Desde o nascimento da Isa, sua primeira netinha, há dez anos, voltamos a ter crianças em casa. Observando a maneira como ele sempre cuidava dos netinhos, lembrou-me muito o amor que eu e as minhas irmãs recebíamos de El Cid, desde sempre. Inclusive, a relação do apelido dele, Cid, de Edercides, com o título de "Sidi" (senhor, em árabe dos mouros), mais a relação com o lendário herói ibérico medieval, o genuíno "El Cid", vem da minha imaginação infantil, relacionando-o às proezas do cavaleiro de capa e espada... Tempos depois, pude conhecer a história do mitológico espanhol, em um livro que era do meu próprio pai (uma edição de bolso, parecida com aquelas da saudosa Ediouro, da década de 70) e, daí para frente, o seu "Edercides" transformou-se, para mim, em "El Cid".

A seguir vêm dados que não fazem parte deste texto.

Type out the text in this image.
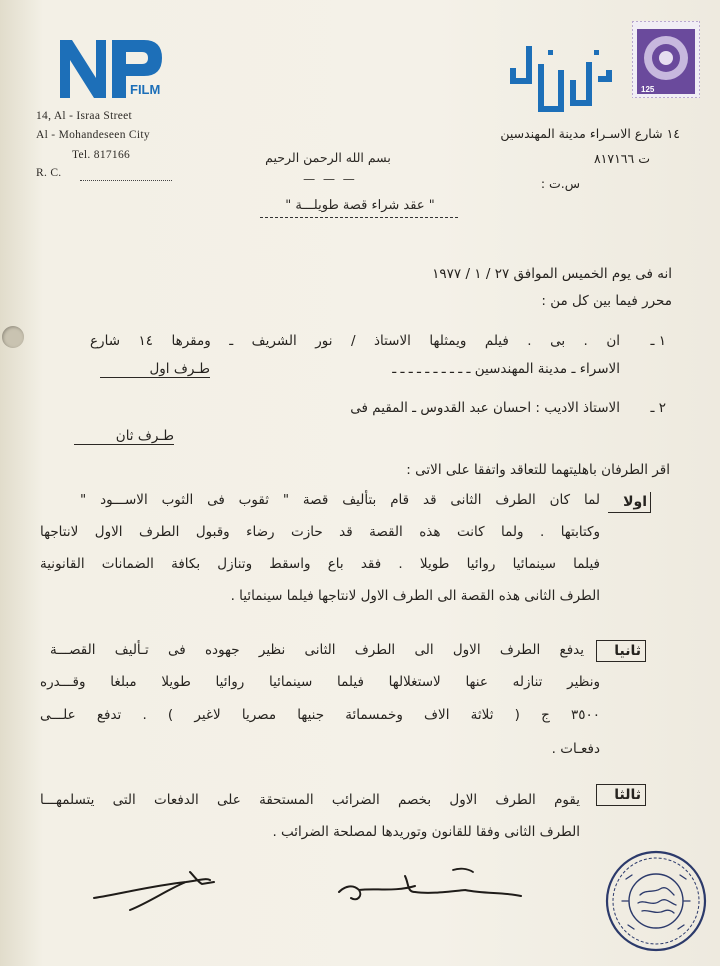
FILM
14, Al - Israa Street
Al - Mohandeseen City
Tel. 817166
R. C.
125
١٤ شارع الاسـراء مدينة المهندسين
ت ٨١٧١٦٦
س.ت :
بسم الله الرحمن الرحيم
— — —
" عقد شراء قصة طويلـــة "
انه فى يوم الخميس الموافق ٢٧ / ١ / ١٩٧٧
محرر فيما بين كل من :
١ ـ
ان . بى . فيلم ويمثلها الاستاذ / نور الشريف ـ ومقرها ١٤ شارع
الاسراء ـ مدينة المهندسين ـ ـ ـ ـ ـ ـ ـ ـ ـ ـ
طـرف اول
٢ ـ
الاستاذ الاديب : احسان عبد القدوس ـ المقيم فى
طـرف ثان
اقر الطرفان باهليتهما للتعاقد واتفقا على الاتى :
اولا
لما كان الطرف الثانى قد قام بتأليف قصة " ثقوب فى الثوب الاســـود "
وكتابتها . ولما كانت هذه القصة قد حازت رضاء وقبول الطرف الاول لانتاجها
فيلما سينمائيا روائيا طويلا . فقد باع واسقط وتنازل بكافة الضمانات القانونية
الطرف الثانى هذه القصة الى الطرف الاول لانتاجها فيلما سينمائيا .
ثانيا
يدفع الطرف الاول الى الطرف الثانى نظير جهوده فى تـأليف القصـــة
ونظير تنازله عنها لاستغلالها فيلما سينمائيا روائيا طويلا مبلغا وقـــدره
٣٥٠٠ ج ( ثلاثة الاف وخمسمائة جنيها مصريا لاغير ) . تدفع علـــى
دفعـات .
ثالثا
يقوم الطرف الاول بخصم الضرائب المستحقة على الدفعات التى يتسلمهـــا
الطرف الثانى وفقا للقانون وتوريدها لمصلحة الضرائب .
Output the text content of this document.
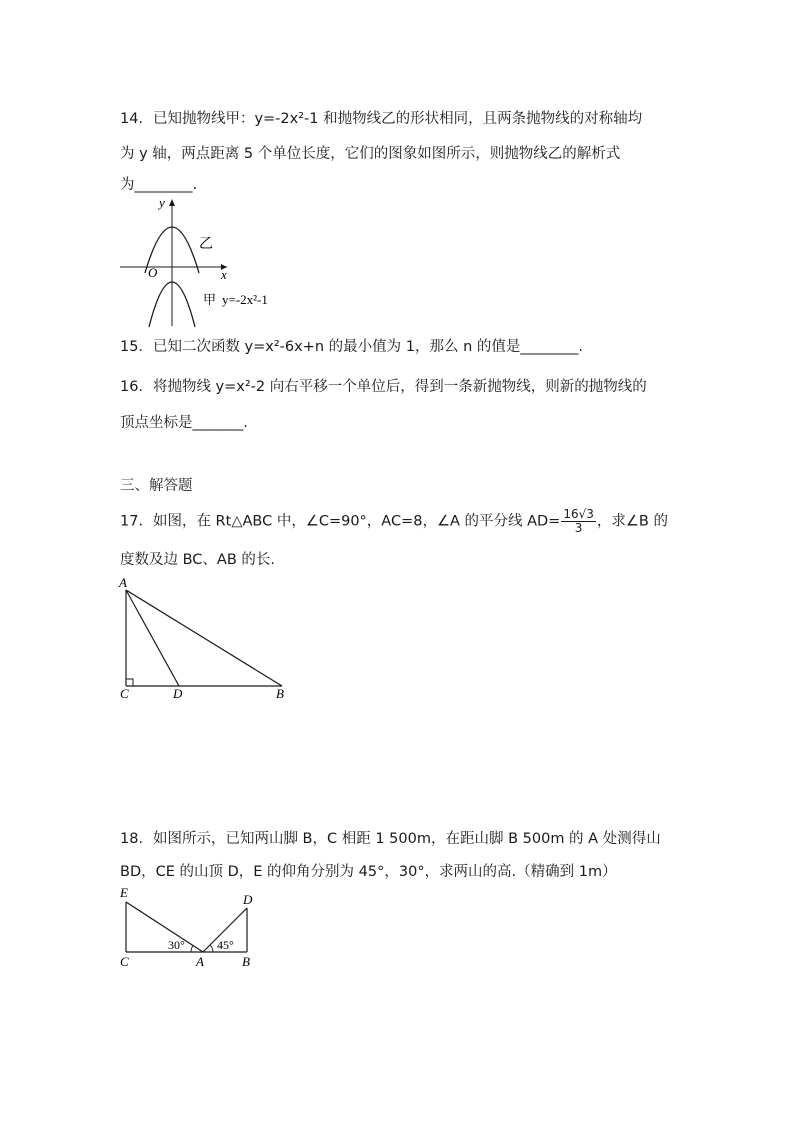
14．已知抛物线甲：y=-2x²-1 和抛物线乙的形状相同，且两条抛物线的对称轴均
为 y 轴，两点距离 5 个单位长度，它们的图象如图所示，则抛物线乙的解析式
为________.
y
x
O
乙
甲 y=-2x²-1
15．已知二次函数 y=x²-6x+n 的最小值为 1，那么 n 的值是________.
16．将抛物线 y=x²-2 向右平移一个单位后，得到一条新抛物线，则新的抛物线的
顶点坐标是_______.
三、解答题
17．如图，在 Rt△ABC 中，∠C=90°，AC=8，∠A 的平分线 $AD= \frac{16√3}{3}$ ，求∠B 的
度数及边 BC、AB 的长.
A
C	D	B
18．如图所示，已知两山脚 B，C 相距 1 500m，在距山脚 B 500m 的 A 处测得山
BD，CE 的山顶 D，E 的仰角分别为 45°，30°，求两山的高.（精确到 1m）
30°	45°
E	D
C	A	B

Sempre com a ajuda da minha mãe, ele conseguiu sair do nada e construir uma família digna, com um pequeno patrimônio obtido de maneira totalmente honesta, fruto de um trabalho intenso (junto com a minha mãe, mais uma vez, é importante o reforço), que podemos usufruir até hoje, com prazer e gozo comum.
Atualmente, vejo muitos pais "super protetores", tentando criar uma bolha, uma redoma, que possa poupar os filhos de qualquer sofrimento ou frustração. É uma característica dessa nova geração, a qual me enquadro... O objetivo maior deles é poupar as suas crias das características negativas da convivência em sociedade... Se fosse possível, eles só transmitiriam alegrias para os seus filhos... Com El Cid e a minha mãe, dona Elenice, foi diferente... A tristeza nos foi apresentada desde cedo e sempre. Cenas ruins e exemplos de desigualdade não nos eram escondidos. A prioridade sempre foi a alegria, mas quando acontecia algum imprevisto desagradável, uma situação frustrante ou até mesmo a morte de parentes ou conhecidos não éramos poupados da conversa ou da sua apresentação, "in loco"... Mostrar-nos o lado triste da vida nunca foi crueldade ou "falta de tato", pelo contrário, tinha a intenção de desenvolver em nós a compaixão e a solidariedade... Na nossa casa sempre tivemos amor e um senso claro de justiça, mas este lance de poder enxergar a vida como ela é, de fato, foi fundamental para moldar o nosso caráter... 
Nunca nos deixaram de lado... O que um fazia, todos faziam. Sempre viajávamos juntos, jamais ficava alguém para trás. Quando só podia viajar o casal, eles não iam... Ou saíamos todos juntos ou eles não iam.
Ele, junto com a dona Elenice, desenvolveu em nós, o sentido exato do termo "família".
"Tutu Marambá, não venha mais cá, que o pai da menina te manda pegar..." Assim, dormíamos mais calmos. Sentíamos protegidos... Até pouco tempo atrás, eu já com quase cinquenta anos, um metro e noventa, mais de cem quilos, ao ouvir algum barulho, gritava "paaiii"... Esta sensação de segurança, só mesmo um lendário herói, como El Cid, pode proporcionar... O meu herói, o nosso exemplo vivo.